In the New Zealand scheme, the New Zealand Mountain Safety Council collects data from the national governments’ Accident Compensation Corporation, which pays for accident-related medical care; the New Zealand Search and Rescue Council, which incorporates data from NZ Police; the National Coronial Information System; the Department of Conservation, which manages about 30 percent of New Zealand’s land area, and other sources. The most recent report, from 2016, offers 180 pages of detailed analysis and insights.


Although the data sources do not always collect incident details at a level of specificity that might be most useful to the outdoor and adventure sector, the relatively wide variety of sources, the use of reporting entities with the expertise and funding to sustainably provide high-quality data, and the enormous amount of data submitted—1,147,000 participants and 65,000 incidents over 11 years, including 100 fatalities—mitigate this limitation.

Sections from the 2016 “There and Back” report on outdoor recreation incidents. New Zealand Mountain Safety Council



A Path Forward for the UK and Beyond


Professionals in outdoor recreation, adventure travel, outdoor education and related fields value learning from the stories of others. And they are eager to benefit from the continuous improvement of industry good practice standards that comes from systematic review of safety incidents.

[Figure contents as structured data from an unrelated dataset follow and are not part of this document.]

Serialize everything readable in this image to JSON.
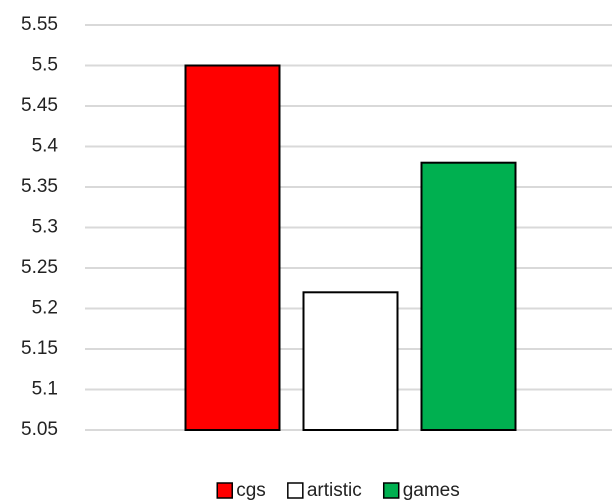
{
  "chart_data": {
    "type": "bar",
    "categories": [
      null
    ],
    "series": [
      {
        "name": "cgs",
        "color": "#ff0000",
        "values": [
          5.5
        ]
      },
      {
        "name": "artistic",
        "color": "#ffffff",
        "values": [
          5.22
        ]
      },
      {
        "name": "games",
        "color": "#00b050",
        "values": [
          5.38
        ]
      }
    ],
    "ylim": [
      5.05,
      5.55
    ],
    "yticks": [
      5.05,
      5.1,
      5.15,
      5.2,
      5.25,
      5.3,
      5.35,
      5.4,
      5.45,
      5.5,
      5.55
    ],
    "grid": true,
    "legend": "bottom"
  }
}
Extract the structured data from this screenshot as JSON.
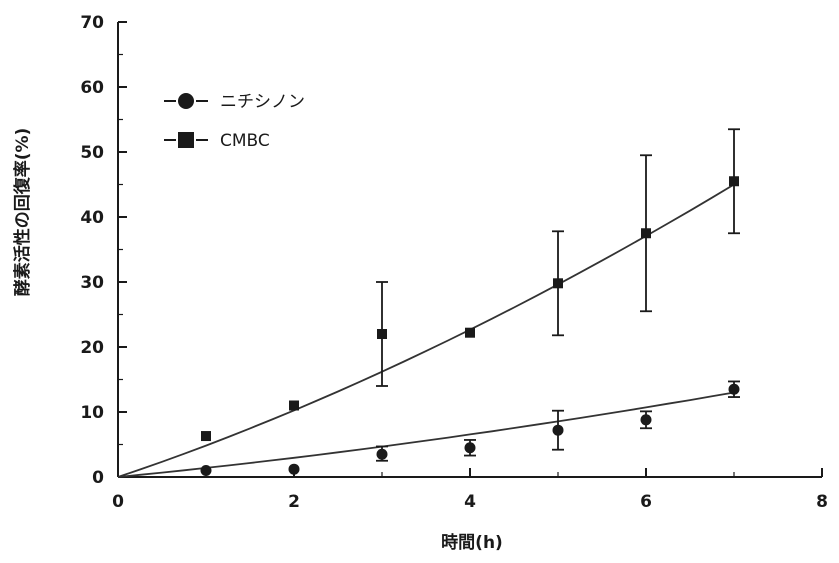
{
  "chart_data": {
    "type": "line",
    "title": "",
    "xlabel": "時間(h)",
    "ylabel": "酵素活性の回復率(%)",
    "xlim": [
      0,
      8
    ],
    "ylim": [
      0,
      70
    ],
    "xticks": [
      0,
      2,
      4,
      6,
      8
    ],
    "yticks": [
      0,
      10,
      20,
      30,
      40,
      50,
      60,
      70
    ],
    "grid": false,
    "legend_position": "top-left",
    "series": [
      {
        "name": "ニチシノン",
        "marker": "circle",
        "color": "#1a1a1a",
        "x": [
          1,
          2,
          3,
          4,
          5,
          6,
          7
        ],
        "y": [
          1,
          1.2,
          3.5,
          4.5,
          7.2,
          8.8,
          13.5
        ],
        "err_low": [
          0,
          0,
          1,
          1.2,
          3,
          1.3,
          1.2
        ],
        "err_high": [
          0,
          0,
          1.2,
          1.2,
          3,
          1.3,
          1.2
        ],
        "fit_y_at_7": 13
      },
      {
        "name": "CMBC",
        "marker": "square",
        "color": "#1a1a1a",
        "x": [
          1,
          2,
          3,
          4,
          5,
          6,
          7
        ],
        "y": [
          6.3,
          11,
          22,
          22.2,
          29.8,
          37.5,
          45.5
        ],
        "err_low": [
          0,
          0,
          8,
          0,
          8,
          12,
          8
        ],
        "err_high": [
          0,
          0,
          8,
          0,
          8,
          12,
          8
        ],
        "fit_y_at_7": 45
      }
    ]
  }
}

Incident report collection and evaluation remains fragmented across activities, geographies, and report-collecting entities. However, the initiative launched in the UK is promising, and a welcome addition to the decades of efforts to understand how incidents in the outdoor and adventure sector occur, and how they might be minimized or prevented.


The UK project can be informed by previous efforts to share insights gained from large-scale incident analysis. And the work of others to develop similar incident reporting and learning schemes can take inspiration from the leadership shown by those in the UK seeking to use incident data to advance the effectiveness and sustainability of outdoor adventurous activities.